I. e., create your own[AttributeUsage(AttributeTargets.Method)] public class RequireNamedArgsAttribute : Attribute { }
- Mark methods which should only be invoked with named arguments with a
[RequireNamedArgs]
attribute.
For example:
[RequireNamedArgs]
public static void TellPowerLevel(string name, int powerLevel) {}
// Elsewhere in your code:
// if `TellPowerLevel` method is called with positional arguments,
// the analyzer will emit an error.
TellPowerLevel(name: "Goku", powerLevel: 9001);
- This analyzer looks at an invocation expression (e.g., a method call).

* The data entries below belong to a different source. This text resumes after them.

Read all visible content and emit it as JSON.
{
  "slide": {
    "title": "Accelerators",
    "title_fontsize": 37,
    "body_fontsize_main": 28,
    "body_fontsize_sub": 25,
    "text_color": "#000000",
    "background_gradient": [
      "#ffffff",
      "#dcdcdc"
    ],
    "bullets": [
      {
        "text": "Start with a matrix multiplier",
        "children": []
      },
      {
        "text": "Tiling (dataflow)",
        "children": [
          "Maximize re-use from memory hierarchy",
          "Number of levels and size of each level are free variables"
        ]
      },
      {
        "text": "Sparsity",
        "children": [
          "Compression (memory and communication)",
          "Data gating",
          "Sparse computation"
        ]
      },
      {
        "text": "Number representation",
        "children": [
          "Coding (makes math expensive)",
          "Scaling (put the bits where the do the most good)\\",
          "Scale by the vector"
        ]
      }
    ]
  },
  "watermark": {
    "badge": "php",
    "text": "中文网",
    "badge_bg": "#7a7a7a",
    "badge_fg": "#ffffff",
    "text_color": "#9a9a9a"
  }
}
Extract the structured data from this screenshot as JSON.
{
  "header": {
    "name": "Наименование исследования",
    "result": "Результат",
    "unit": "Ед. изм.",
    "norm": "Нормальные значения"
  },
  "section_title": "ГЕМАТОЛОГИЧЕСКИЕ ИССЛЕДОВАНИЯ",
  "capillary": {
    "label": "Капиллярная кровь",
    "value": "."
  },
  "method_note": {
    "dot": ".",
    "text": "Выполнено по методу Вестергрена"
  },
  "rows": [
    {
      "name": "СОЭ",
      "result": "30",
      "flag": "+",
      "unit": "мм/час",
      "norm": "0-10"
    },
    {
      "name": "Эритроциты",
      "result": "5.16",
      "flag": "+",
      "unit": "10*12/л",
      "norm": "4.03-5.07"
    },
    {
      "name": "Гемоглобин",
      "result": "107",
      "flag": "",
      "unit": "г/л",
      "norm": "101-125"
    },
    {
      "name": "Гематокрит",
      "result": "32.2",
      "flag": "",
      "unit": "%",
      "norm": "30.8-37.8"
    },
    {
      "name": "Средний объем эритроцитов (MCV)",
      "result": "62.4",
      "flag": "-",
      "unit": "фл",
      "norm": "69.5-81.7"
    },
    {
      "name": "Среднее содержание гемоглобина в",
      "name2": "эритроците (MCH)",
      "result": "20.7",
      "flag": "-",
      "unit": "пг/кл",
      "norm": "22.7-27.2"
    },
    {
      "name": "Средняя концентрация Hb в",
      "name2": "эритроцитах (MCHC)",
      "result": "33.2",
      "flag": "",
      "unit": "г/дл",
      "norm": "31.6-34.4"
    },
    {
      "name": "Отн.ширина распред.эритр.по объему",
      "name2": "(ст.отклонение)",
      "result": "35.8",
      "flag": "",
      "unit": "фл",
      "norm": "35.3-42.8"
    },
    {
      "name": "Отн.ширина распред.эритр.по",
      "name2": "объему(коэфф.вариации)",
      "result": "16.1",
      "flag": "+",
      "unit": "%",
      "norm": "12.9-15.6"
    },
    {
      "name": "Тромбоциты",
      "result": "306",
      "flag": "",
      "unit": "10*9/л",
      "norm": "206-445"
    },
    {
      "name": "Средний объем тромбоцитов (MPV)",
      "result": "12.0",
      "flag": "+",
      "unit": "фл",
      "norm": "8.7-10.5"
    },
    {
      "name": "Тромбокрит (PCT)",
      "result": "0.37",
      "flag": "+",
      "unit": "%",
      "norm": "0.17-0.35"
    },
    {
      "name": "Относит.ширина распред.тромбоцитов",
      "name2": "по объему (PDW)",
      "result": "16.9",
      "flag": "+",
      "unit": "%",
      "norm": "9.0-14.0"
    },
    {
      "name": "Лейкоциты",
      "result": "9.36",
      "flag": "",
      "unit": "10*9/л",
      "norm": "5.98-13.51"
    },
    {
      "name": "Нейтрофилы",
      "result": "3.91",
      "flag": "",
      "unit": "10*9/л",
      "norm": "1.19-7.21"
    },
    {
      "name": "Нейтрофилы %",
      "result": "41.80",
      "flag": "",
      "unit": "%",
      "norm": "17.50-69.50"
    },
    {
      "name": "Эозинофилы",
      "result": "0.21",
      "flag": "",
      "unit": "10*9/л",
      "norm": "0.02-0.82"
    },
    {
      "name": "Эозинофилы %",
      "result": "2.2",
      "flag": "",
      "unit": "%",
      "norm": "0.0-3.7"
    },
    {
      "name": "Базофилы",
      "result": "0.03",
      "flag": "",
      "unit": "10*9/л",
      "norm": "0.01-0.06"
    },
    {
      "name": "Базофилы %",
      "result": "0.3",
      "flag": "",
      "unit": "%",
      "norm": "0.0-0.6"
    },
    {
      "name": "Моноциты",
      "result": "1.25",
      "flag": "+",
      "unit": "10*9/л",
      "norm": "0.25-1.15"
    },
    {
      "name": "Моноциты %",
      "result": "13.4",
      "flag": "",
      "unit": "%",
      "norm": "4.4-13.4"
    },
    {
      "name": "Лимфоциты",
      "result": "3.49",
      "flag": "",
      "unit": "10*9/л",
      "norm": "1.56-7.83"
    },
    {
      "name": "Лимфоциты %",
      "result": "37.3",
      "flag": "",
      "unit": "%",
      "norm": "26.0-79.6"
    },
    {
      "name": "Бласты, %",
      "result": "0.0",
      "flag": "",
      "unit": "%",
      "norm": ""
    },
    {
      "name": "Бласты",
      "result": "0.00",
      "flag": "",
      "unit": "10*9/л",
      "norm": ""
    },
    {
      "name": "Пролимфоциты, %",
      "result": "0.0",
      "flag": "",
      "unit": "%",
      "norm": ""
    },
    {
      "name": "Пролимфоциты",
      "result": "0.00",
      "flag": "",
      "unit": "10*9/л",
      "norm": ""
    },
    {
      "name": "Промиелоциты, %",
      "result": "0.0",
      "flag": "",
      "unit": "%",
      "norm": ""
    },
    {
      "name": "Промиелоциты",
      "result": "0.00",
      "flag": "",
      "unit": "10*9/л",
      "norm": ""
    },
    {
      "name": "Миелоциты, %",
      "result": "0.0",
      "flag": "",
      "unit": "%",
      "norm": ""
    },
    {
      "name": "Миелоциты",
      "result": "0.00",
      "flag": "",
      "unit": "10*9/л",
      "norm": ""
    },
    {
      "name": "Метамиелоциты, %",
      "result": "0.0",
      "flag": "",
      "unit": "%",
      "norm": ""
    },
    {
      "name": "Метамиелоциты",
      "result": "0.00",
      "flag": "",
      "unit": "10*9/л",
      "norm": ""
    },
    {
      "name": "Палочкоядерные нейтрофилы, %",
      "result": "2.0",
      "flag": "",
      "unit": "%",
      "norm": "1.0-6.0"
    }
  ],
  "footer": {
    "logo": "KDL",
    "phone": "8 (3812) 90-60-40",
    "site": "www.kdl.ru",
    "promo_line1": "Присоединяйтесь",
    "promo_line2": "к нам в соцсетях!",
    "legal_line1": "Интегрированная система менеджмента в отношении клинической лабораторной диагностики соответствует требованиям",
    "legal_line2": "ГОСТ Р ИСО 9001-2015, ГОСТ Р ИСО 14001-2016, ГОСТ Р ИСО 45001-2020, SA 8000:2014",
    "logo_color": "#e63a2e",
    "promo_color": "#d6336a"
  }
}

- It then finds the method's definition.
- If the definition is marked with a
[RequireNamedArgs]
attribute,
the analyzer requires every caller to provide names for the invocation's arguments. - If the last parameter is
params
, the analyzer
doesn't emit the diagnostic, as C# doesn't allow named arguments in this case.
The analyzer, code-fix provider, and tests are implemented in F#
- John Koerner for Creating a Code Analyzer using F#
- Dustin Campbell for CSharpEssentials
- Alireza Habibi for CSharpUseNamedArgumentsCodeRefactoringProvider which provided very useful code examples.
- Steve Smith for his article Improve Tests with the Builder Pattern for Test Data.
The RequireNamedArgs analyzer and code-fix provider are licensed under the MIT license.
So they can be used freely in commercial applications.